The entire conversation was terrible. She told us they tend to not live longer than their teen years and how she will provide hospice for him when that time comes. There are somewhere around 15,000 people in the world who have this disease, so basically they don’t really know how to handle it. That’s when mom mode kicked in and I wasn’t going to accept this. My friend found a hospital that has the BIGGEST FA clinic in the world. The hospital is in Pennsylvania. I sent them my info and surprisingly they called me the next day. It was the director of the FA clinic, and with one phone call I can honestly say it gave us so much hope that we may be able to give Tyler a fighting chance. He explained that yes this is progressive, but every patient is different and he actually has a 91 year old patient. I lost it, I was just so happy to hear this. He has patients that are doctors, lawyers and one who is a member of congress that writes the ADA rules for the House of Representatives. He told us that he would like for us to come to the hospital so he can take a look at Tyler, and we will be heading there January 28. His insurance will NOT cover his visit, as it is out of network. Regardless I will find a way somehow to get my baby there. There is one drug that was released last year for those over 16. It’s been shown to slow their progression down a lot. This new doctor is thinking by the summer it’ll be released to kids 2 and up.

We know things are going to get harder for Tyler, we have already had to order him a wheelchair. He is showing more symptoms, he’s lost his sense of smell, he tends to choke a lot more, he pushes himself very hard (their muscles work 5 times harder than ours) so he’s really tired. His tremors are more noticeable, eating is messier than usual, I’m wiping him once he uses the bathroom because he will fall. He’s out of breath a lot easier now. He also has started to get scoliosis. Tyler has become depressed and often states that he can not do what other kids are doing, I just put him in therapy because the last thing I want is for this happy boy to stop living his best life.

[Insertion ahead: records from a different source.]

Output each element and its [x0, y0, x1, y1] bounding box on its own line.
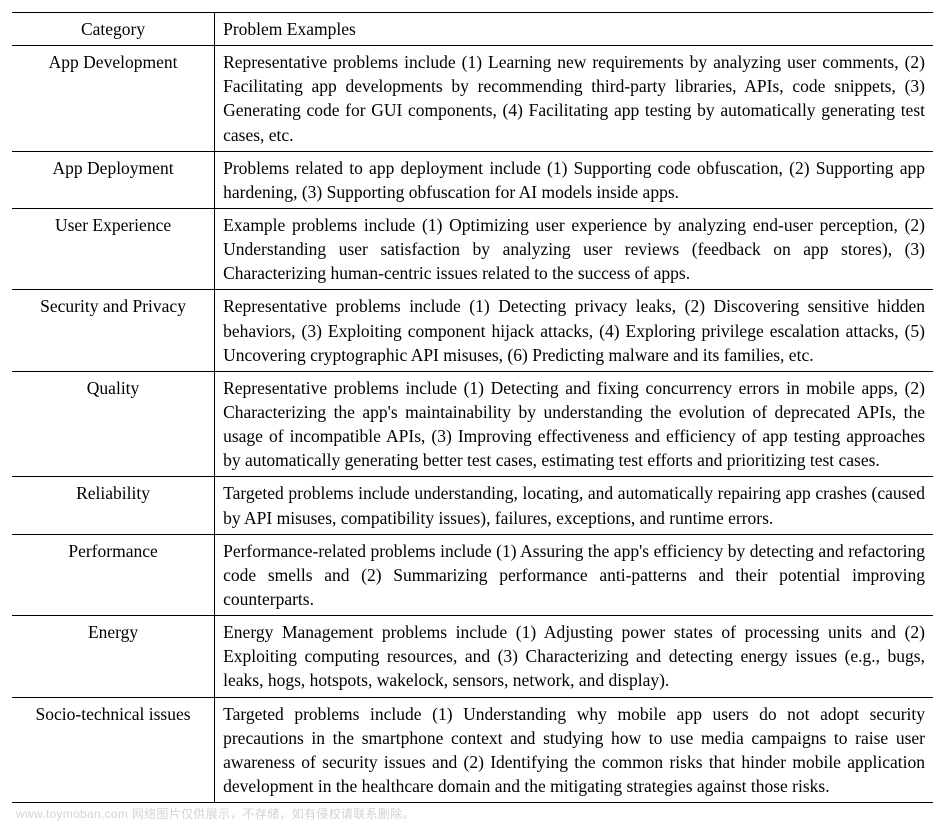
table-row: Security and Privacy Representative prob…	[12, 290, 933, 371]
table-body: App Development Representative problems …	[12, 46, 933, 803]
examples-cell: Representative problems include (1) Lear…	[215, 46, 933, 152]
column-header-examples: Problem Examples	[215, 13, 933, 46]
category-cell: Energy	[12, 616, 215, 697]
watermark-text: www.toymoban.com 网络图片仅供展示，不存储，如有侵权请联系删除。	[12, 805, 933, 822]
category-cell: App Development	[12, 46, 215, 152]
category-cell: Quality	[12, 371, 215, 477]
examples-cell: Example problems include (1) Optimizing …	[215, 208, 933, 289]
category-cell: Socio-technical issues	[12, 697, 215, 803]
table-row: Reliability Targeted problems include un…	[12, 477, 933, 534]
examples-cell: Performance-related problems include (1)…	[215, 534, 933, 615]
table-row: App Deployment Problems related to app d…	[12, 151, 933, 208]
table-row: Performance Performance-related problems…	[12, 534, 933, 615]
table-row: User Experience Example problems include…	[12, 208, 933, 289]
table-row: Socio-technical issues Targeted problems…	[12, 697, 933, 803]
column-header-category: Category	[12, 13, 215, 46]
table-row: Energy Energy Management problems includ…	[12, 616, 933, 697]
category-cell: Security and Privacy	[12, 290, 215, 371]
examples-cell: Representative problems include (1) Dete…	[215, 371, 933, 477]
examples-cell: Problems related to app deployment inclu…	[215, 151, 933, 208]
category-cell: App Deployment	[12, 151, 215, 208]
category-cell: Performance	[12, 534, 215, 615]
examples-cell: Energy Management problems include (1) A…	[215, 616, 933, 697]
categories-table: Category Problem Examples App Developmen…	[12, 12, 933, 803]
category-cell: User Experience	[12, 208, 215, 289]
examples-cell: Targeted problems include (1) Understand…	[215, 697, 933, 803]
examples-cell: Representative problems include (1) Dete…	[215, 290, 933, 371]
examples-cell: Targeted problems include understanding,…	[215, 477, 933, 534]
table-row: Quality Representative problems include …	[12, 371, 933, 477]
category-cell: Reliability	[12, 477, 215, 534]
table-row: App Development Representative problems …	[12, 46, 933, 152]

The future is extremely scary and we have no idea what we are stepping into and it’s only just begun. We were told to start family therapy to help us and his sisters deal with what is happening and what could potentially happen. I mean how do you explain to your children that one day your baby brother may not be here? So I’ve taken a different approach and we are not going to accept that this is going to define Tyler. We are going to FIGHT! We are going to advocate and seek every opportunity that we can for him. Cognitively people with FA will continue to learn and grow, he is super smart and even if physically he is different I know he is meant for something BIG! It’s seriously the sweetest thing to watch him with his sisters, he is the center of their group. Being the only boy and the youngest one they are all very protective of him. As his Mom I don’t have another option, I am going to do everything I can to network, advocate, research, you name it I won’t stop. I’m going to continue to push Tyler to be as independent as possible, encourage him to always be his true self and never give up.

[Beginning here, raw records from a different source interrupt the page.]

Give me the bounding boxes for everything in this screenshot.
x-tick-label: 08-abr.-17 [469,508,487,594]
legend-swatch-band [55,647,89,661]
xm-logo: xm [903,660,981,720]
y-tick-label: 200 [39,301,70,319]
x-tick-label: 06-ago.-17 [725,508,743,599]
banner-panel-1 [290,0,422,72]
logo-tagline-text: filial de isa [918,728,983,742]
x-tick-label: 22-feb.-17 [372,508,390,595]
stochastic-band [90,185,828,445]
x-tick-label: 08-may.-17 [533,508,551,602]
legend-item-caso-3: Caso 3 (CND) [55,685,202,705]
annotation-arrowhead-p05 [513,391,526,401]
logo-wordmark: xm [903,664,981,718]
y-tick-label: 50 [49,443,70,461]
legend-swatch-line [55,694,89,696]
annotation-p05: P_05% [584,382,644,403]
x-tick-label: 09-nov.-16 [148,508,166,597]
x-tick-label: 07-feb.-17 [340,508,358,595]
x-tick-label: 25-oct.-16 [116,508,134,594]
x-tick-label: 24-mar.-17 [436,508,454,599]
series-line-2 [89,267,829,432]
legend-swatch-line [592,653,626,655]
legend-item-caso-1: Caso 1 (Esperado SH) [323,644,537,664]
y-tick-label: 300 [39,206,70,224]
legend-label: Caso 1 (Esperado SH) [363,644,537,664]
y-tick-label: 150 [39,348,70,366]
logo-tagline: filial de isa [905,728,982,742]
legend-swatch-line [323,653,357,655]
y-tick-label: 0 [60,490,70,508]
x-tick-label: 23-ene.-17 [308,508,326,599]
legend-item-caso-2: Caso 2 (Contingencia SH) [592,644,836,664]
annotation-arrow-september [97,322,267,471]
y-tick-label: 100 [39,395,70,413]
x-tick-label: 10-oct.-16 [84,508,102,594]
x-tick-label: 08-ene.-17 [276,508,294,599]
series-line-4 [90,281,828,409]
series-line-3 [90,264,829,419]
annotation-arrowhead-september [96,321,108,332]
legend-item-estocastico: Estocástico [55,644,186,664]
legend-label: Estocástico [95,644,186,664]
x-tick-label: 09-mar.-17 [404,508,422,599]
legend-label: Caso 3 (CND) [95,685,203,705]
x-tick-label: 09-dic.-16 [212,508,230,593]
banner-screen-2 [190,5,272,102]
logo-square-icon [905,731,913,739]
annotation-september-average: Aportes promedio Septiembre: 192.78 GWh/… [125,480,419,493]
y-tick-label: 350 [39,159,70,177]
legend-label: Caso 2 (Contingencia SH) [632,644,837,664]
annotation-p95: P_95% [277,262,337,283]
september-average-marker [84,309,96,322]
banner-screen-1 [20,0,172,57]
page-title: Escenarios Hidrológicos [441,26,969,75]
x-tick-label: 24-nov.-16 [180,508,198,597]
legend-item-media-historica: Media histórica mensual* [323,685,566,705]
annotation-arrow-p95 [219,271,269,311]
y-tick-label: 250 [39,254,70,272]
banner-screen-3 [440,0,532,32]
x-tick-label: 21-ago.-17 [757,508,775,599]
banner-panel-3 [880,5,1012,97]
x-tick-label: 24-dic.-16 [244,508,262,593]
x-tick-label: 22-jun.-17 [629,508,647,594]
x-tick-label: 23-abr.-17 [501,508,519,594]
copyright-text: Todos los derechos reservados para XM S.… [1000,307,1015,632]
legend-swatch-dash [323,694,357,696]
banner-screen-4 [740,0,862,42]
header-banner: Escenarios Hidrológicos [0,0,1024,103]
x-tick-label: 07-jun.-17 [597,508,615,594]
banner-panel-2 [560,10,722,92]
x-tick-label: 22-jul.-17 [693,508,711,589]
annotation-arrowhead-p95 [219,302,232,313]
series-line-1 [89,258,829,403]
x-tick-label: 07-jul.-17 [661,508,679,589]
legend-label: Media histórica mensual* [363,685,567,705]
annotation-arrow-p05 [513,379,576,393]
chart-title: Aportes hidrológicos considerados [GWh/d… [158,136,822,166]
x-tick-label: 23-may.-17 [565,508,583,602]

As of now we don’t know if insurance will pay for his visit to the FA clinic. The trip alone is unexpected and we aren’t sure how long we will be there for the initial visit let alone how often he will need to go back and forth. I am not one to be this vulnerable and ask for help but I can’t think of anything in this world I wouldn’t do to give my baby the best shot at a long life. I hadn’t even planned on announcing what was going on with him because it is just so sad but I also believe in prayer, and Tyler is a true believer. He could tell you more than I could about the Bible. The other day I asked him if he believed in Jesus and he said “of course he’s my lord and savior!”

I will continue to update everyone on his journey, he is just an all around amazing kid and even if you could take a moment to pray for him that is more than enough.